The West is escalating bombing in Iraq, as politicians push for British airstrikes to expand to Syria.
The warmongering comes with a ratcheting up of racist propaganda about Muslims in Britain.
The British government admitted last week that armed Reaper drones would begin “reconnaissance” flights over Syria.
The mission has already extended beyond the remit originally voted on.
The West is still looking for sections of opposition forces in Syria (see right) that they could arm to take on Islamic State on the ground.
Turkey allowed Iraqi Kurdish Peshmerga forces to cross its territory into Syria to join Syrian Kurdish fighters defending Kobane against Islamic State forces last week.
The plight of the Kurds has led to a new unity pact among different factions.
The West has claimed to have killed around 500 Islamic State fighters in the bombing.
Many are thought to be the least experienced fighters who are put into the front line to protect the leadership. One report said that at least 23 are British.
Nineteen year old Muhammad Mehdi Hassan became Portsmouth’s fourth casualty last weekend.
His death led to a flood of speculation about Muslims living in the city.
One Guardian newspaper article commented that the city had become “an unlikely frontline in the battle against Islamist terrorism”.
Maher Deyab is a taxi driver in Portsmouth. He told Socialist Worker that life for Muslims there has become harder as the media and politicians whip up Islamophobia.
“Now I won’t let my kids go and play in the park,” he said. “I don’t like my wife going out alone.
“I am scared for their safety as the media makes people think all Muslims are terrorists.”

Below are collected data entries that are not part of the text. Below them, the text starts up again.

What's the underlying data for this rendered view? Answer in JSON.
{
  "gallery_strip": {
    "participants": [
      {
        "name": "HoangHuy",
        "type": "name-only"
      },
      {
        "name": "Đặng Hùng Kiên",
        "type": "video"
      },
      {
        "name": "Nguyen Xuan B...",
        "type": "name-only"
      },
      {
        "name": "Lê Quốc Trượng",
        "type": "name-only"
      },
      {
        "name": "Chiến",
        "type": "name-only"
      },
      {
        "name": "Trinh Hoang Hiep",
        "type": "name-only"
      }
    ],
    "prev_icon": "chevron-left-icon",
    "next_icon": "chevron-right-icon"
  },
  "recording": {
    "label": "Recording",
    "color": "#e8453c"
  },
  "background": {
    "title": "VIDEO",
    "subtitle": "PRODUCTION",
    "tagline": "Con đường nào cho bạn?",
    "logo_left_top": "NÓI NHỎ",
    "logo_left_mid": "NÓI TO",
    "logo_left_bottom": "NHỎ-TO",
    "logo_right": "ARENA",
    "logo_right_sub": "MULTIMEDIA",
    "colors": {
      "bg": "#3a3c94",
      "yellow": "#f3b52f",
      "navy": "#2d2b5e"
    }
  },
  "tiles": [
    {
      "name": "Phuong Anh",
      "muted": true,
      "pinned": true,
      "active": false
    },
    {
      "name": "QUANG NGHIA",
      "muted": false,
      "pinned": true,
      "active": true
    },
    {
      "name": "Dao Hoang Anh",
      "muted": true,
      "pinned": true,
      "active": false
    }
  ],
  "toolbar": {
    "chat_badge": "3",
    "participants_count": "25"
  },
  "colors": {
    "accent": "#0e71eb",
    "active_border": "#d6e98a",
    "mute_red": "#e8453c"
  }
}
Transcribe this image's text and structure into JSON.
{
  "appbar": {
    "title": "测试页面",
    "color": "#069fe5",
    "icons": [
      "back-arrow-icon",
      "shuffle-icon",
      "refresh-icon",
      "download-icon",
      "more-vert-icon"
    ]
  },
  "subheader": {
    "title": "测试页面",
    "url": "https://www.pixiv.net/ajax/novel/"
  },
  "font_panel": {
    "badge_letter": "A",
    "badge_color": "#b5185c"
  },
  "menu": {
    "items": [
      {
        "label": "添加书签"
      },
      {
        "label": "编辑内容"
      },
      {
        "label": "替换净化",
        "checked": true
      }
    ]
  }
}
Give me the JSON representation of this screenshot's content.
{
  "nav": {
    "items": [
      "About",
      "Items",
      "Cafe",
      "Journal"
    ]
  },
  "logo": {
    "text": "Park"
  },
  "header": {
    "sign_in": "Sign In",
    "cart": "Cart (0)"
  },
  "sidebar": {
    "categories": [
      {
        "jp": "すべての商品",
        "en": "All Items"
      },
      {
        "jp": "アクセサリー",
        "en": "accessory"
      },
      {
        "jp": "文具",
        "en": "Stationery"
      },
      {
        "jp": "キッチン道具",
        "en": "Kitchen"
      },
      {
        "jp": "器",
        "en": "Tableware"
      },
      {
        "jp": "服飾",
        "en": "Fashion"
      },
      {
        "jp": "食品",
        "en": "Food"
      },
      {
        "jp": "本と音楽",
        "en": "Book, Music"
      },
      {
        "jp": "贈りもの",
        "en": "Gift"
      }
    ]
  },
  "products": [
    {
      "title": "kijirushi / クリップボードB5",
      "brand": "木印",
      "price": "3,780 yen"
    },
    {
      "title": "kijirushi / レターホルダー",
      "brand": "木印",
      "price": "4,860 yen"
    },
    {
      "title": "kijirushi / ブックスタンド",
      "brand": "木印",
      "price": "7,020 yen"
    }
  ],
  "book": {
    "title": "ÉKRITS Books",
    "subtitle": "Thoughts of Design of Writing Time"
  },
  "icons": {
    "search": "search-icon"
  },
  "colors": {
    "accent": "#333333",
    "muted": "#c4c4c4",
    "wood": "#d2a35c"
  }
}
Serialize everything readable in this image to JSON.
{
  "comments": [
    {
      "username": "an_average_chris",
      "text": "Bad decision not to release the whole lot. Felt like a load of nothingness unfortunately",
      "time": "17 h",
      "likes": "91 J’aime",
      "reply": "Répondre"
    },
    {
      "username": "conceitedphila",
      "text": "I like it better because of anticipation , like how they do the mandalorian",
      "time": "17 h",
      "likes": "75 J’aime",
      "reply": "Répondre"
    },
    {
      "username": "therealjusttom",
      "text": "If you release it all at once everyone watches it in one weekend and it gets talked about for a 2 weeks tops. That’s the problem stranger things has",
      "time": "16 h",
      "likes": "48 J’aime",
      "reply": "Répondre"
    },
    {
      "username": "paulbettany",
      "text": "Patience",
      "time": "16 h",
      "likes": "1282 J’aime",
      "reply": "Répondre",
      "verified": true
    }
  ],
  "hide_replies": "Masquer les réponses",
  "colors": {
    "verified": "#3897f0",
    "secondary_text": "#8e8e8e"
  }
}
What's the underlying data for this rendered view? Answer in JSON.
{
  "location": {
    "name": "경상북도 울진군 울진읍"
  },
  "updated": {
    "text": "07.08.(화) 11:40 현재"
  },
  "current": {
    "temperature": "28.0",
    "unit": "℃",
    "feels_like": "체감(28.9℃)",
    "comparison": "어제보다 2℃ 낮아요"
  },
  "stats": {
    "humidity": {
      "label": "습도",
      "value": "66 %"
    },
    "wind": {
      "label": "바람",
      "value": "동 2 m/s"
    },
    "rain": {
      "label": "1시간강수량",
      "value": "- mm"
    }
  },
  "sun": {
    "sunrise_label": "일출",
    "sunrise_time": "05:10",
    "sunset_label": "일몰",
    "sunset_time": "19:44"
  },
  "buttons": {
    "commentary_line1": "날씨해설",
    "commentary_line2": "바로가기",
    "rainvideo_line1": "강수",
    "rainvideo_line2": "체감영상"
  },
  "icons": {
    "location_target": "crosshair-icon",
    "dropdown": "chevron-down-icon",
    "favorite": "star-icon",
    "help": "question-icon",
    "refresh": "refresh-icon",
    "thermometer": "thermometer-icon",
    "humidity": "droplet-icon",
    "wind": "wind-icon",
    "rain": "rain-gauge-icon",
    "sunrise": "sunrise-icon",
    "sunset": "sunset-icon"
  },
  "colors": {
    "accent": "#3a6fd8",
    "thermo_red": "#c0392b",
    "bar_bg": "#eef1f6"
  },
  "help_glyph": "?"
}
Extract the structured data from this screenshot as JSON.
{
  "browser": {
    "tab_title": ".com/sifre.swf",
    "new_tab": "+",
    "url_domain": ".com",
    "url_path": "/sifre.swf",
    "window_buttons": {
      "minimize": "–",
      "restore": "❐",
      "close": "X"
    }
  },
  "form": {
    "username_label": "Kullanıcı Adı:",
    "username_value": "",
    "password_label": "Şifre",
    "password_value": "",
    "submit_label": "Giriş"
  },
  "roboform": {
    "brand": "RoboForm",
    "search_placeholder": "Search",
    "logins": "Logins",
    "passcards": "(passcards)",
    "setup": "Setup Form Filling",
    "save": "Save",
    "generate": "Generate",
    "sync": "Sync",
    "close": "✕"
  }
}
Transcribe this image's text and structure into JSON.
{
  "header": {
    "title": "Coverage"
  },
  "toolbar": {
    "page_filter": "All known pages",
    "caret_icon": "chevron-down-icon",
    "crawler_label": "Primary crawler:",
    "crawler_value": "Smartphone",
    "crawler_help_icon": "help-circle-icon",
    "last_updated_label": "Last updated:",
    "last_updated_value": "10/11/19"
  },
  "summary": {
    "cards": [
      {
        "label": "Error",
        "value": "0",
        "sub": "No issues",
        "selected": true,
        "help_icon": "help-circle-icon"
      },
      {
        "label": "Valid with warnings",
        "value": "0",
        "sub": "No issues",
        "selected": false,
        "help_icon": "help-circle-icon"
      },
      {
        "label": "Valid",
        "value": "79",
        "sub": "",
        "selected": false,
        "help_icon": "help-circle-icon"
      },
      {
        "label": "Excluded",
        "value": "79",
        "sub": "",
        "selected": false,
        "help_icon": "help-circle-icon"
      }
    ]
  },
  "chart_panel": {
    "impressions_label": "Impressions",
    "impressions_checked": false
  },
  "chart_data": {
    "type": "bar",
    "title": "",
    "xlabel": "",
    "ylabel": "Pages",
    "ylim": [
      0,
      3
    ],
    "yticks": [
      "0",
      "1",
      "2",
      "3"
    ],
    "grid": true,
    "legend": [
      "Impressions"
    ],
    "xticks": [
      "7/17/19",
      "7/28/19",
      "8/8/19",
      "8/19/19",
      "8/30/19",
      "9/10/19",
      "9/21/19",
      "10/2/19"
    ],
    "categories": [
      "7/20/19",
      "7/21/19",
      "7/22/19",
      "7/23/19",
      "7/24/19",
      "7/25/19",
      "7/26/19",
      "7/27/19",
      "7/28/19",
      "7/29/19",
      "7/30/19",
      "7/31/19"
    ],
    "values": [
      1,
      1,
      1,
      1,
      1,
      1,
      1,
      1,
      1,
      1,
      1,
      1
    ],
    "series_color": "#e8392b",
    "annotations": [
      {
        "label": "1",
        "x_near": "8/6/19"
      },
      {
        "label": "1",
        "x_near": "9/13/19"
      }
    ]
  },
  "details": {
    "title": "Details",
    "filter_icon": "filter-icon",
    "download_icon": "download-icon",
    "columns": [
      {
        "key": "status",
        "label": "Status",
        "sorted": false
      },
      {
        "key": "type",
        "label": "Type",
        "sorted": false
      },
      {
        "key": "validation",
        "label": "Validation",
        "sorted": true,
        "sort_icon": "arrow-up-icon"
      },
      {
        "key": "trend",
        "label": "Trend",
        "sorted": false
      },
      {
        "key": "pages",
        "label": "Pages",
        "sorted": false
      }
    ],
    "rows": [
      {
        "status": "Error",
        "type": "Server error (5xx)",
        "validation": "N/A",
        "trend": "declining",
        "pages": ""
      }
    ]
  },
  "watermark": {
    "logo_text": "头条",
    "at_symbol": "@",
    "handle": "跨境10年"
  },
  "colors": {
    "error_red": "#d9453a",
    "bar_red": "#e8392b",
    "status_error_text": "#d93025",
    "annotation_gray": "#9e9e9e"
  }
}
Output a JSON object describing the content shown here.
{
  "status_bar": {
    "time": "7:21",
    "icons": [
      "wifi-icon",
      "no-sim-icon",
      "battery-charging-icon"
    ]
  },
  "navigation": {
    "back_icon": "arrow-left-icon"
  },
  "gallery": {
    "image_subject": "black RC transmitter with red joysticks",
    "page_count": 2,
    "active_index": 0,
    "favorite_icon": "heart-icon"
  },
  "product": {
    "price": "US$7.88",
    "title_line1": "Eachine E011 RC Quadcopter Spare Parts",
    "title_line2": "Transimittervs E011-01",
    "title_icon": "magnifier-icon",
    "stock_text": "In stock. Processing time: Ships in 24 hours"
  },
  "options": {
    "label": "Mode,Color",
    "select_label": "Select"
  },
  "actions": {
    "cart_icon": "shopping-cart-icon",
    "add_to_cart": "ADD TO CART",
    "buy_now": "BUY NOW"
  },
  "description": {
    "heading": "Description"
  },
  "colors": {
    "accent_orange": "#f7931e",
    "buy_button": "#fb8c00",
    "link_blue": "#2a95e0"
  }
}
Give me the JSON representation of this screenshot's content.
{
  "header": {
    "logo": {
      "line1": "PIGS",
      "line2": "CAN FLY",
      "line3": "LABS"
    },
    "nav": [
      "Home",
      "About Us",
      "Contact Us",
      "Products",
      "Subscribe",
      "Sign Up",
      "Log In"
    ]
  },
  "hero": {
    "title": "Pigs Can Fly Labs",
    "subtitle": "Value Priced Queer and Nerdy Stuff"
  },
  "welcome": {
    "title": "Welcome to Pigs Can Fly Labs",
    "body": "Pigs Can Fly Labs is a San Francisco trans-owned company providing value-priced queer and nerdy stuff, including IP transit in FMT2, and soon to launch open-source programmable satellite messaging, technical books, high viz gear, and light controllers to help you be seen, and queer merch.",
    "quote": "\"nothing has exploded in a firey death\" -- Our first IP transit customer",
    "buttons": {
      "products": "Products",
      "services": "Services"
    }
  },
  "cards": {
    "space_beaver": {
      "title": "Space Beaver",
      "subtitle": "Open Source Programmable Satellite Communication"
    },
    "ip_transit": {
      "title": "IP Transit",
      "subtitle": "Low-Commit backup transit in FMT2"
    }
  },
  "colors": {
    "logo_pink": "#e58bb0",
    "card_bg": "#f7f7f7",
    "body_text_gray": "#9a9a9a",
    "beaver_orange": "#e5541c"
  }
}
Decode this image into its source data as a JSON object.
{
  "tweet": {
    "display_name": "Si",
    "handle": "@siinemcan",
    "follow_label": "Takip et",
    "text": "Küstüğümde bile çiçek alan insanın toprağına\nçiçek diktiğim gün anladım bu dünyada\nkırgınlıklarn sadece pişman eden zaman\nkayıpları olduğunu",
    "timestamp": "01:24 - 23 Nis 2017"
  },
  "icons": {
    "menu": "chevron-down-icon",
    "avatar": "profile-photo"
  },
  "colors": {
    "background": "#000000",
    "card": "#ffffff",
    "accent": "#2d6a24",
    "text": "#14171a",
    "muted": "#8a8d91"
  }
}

Maher said racists in the English Defence League and Ukip have been active in the Buckland area of Portsmouth where he lives.
He added that state clampdowns put some Muslims off standing up to attacks.
“People are worried about being imprisoned without trial,” he explained. “Stop and search is normal here. I have had my own very bad experience of that recently.”
The Charles Dickens ward in Portsmouth is home to several of the young men who have gone to fight in Syria. It is one of the poorest wards in Britain.
Families have an estimated household income of £430 a week compared to £670 in the rest of Britain.
One report found that over 50 percent of Bangladeshi and Pakistani families suffer poverty.
Maher stressed the need to take on racism and stop division.
He said, “We need people to say terrorists can be Muslim, Christian or of no religion. We need support.
“And people need to speak out, not hide themselves away.”